Under its agreement to buy the 865 Rite Aid stores, Fred’s could be required to purchase additional stores if the FTC requires WBA to divest more stores than was contemplated when the deal was struck in December.

The WBA-Rite Aid deal with Fred’s was widely expected to clear the path for FTC approval of WBA’s acquisition of Rite Aid. Yet published reports recently said the FTC has concerns about the Fred’s deal. Those include whether the financially challenged Fred’s could digest the purchase, which involves more stores than the 647 it now operates, and establish itself a viable competitor in the drug store marketplace going forward. Pending the outcome of its Rite Aid store purchase, Fred’s is in line to become the No. 3 U.S. drug store operator with 1,236 pharmacies, including 371 inside Fred’s discount stores.

According to Wolfe Research analyst Scott Mushkin, the WBA-Rite Aid merger approval process “remains complicated” because WBA must find “a legitimate competitor” to buy divested stores.
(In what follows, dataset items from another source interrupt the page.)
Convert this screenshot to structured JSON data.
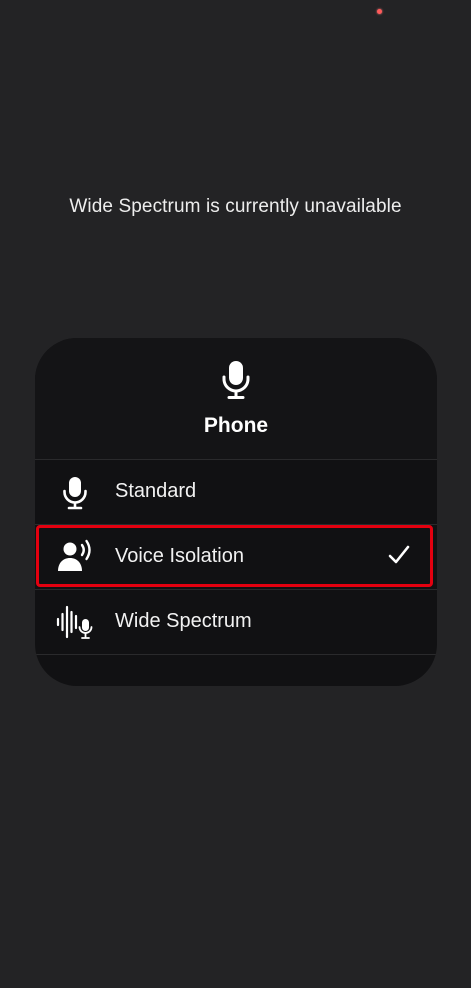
{
  "notice": {
    "text": "Wide Spectrum is currently unavailable"
  },
  "panel": {
    "header_icon": "microphone-icon",
    "title": "Phone",
    "options": [
      {
        "label": "Standard",
        "icon": "microphone-icon",
        "selected": false
      },
      {
        "label": "Voice Isolation",
        "icon": "voice-isolation-icon",
        "selected": true
      },
      {
        "label": "Wide Spectrum",
        "icon": "wide-spectrum-icon",
        "selected": false
      }
    ]
  },
  "colors": {
    "background": "#232325",
    "panel": "#111113",
    "highlight": "#e3000f"
  }
}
“Given the dynamics in the industry, where scale is paramount, the divested Rite Aid stores, in our opinion, would need to go to another scale operator such as a large supermarket chain,” Mushkin wrote in a research note released late Monday. “Divesting the stores to subscale operators or private equity creates viability concerns over the medium to long term, in our opinion. While the potential purchase of Rite Aid [stores] by a financial buyer or subscale strategic operator creates viability challenges, we do believe that a potential partnership between a larger strategic operator and private equity could make some sense on a case-by-case basis.”
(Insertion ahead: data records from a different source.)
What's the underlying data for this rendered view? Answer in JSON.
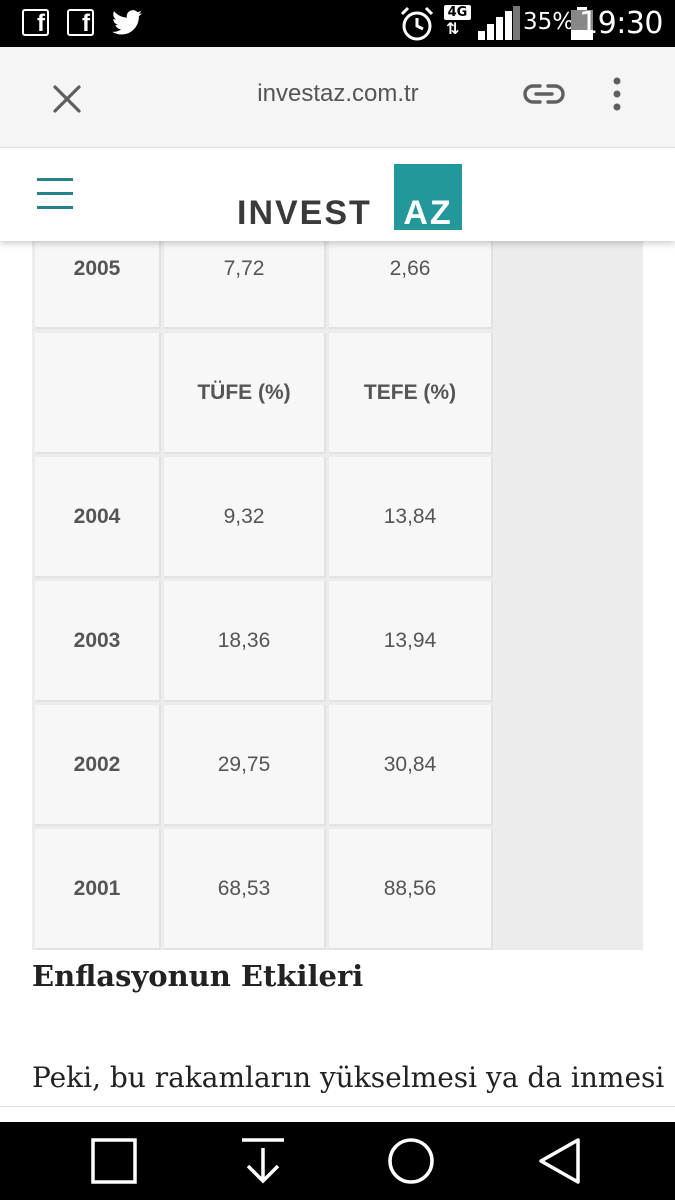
{
  "status_bar": {
    "time": "19:30",
    "battery_percent": "35%",
    "network_type": "4G",
    "battery_level": 0.35,
    "notification_icons": [
      "facebook-icon",
      "facebook-icon",
      "twitter-icon"
    ],
    "system_icons": [
      "alarm-icon",
      "network-4g-icon",
      "signal-icon",
      "battery-icon"
    ]
  },
  "browser": {
    "url": "investaz.com.tr",
    "icons": [
      "close-icon",
      "link-icon",
      "more-vert-icon"
    ]
  },
  "site_header": {
    "logo_left": "INVEST",
    "logo_right": "AZ",
    "brand_color": "#22989a",
    "menu_icon": "hamburger-icon"
  },
  "table": {
    "header_row": {
      "year": "",
      "tufe": "TÜFE (%)",
      "tefe": "TEFE  (%)"
    },
    "rows": [
      {
        "year": "2005",
        "tufe": "7,72",
        "tefe": "2,66"
      },
      {
        "year": "2004",
        "tufe": "9,32",
        "tefe": "13,84"
      },
      {
        "year": "2003",
        "tufe": "18,36",
        "tefe": "13,94"
      },
      {
        "year": "2002",
        "tufe": "29,75",
        "tefe": "30,84"
      },
      {
        "year": "2001",
        "tufe": "68,53",
        "tefe": "88,56"
      }
    ]
  },
  "article": {
    "section_title": "Enflasyonun Etkileri",
    "body_text": "Peki, bu rakamların yükselmesi ya da inmesi"
  },
  "nav_bar": {
    "buttons": [
      "recents-icon",
      "download-icon",
      "home-icon",
      "back-icon"
    ]
  }
}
A private equity player may be in the offing. Citing anonymous sources, the New York Post reported on Friday that Cerberus Capital Management, leader of the investment group that owns Albertsons, has expressed interest as a potential buyer of the 865 Rite Aid stores that WBA and Rite Aid had agreed to divest to Fred’s.

Mushkin noted that Wolfe Research initially saw significant antitrust challenges for the WBA-Rite Aid merger, but the firm’s ongoing analysis indicates that a deal amenable to the FTC could be hammered out.

“Indeed, we believed that the combination went against the spirit of the horizontal merger rules published by the FTC/DOJ, given that the merger would appear to create significant market concentration, a unilateral reduction in competitors, a reduction of choice for both payors and consumers, and the potential for a significant transfer of wealth from pharma to WBA/Rite Aid,” he stated in his report. “Over time, however, we have come to believe that there is a way for WBA/Rite Aid to occur if the divested Rite Aid stores end up in the hands of an operator that could be considered a legitimate chain drug store competitor.”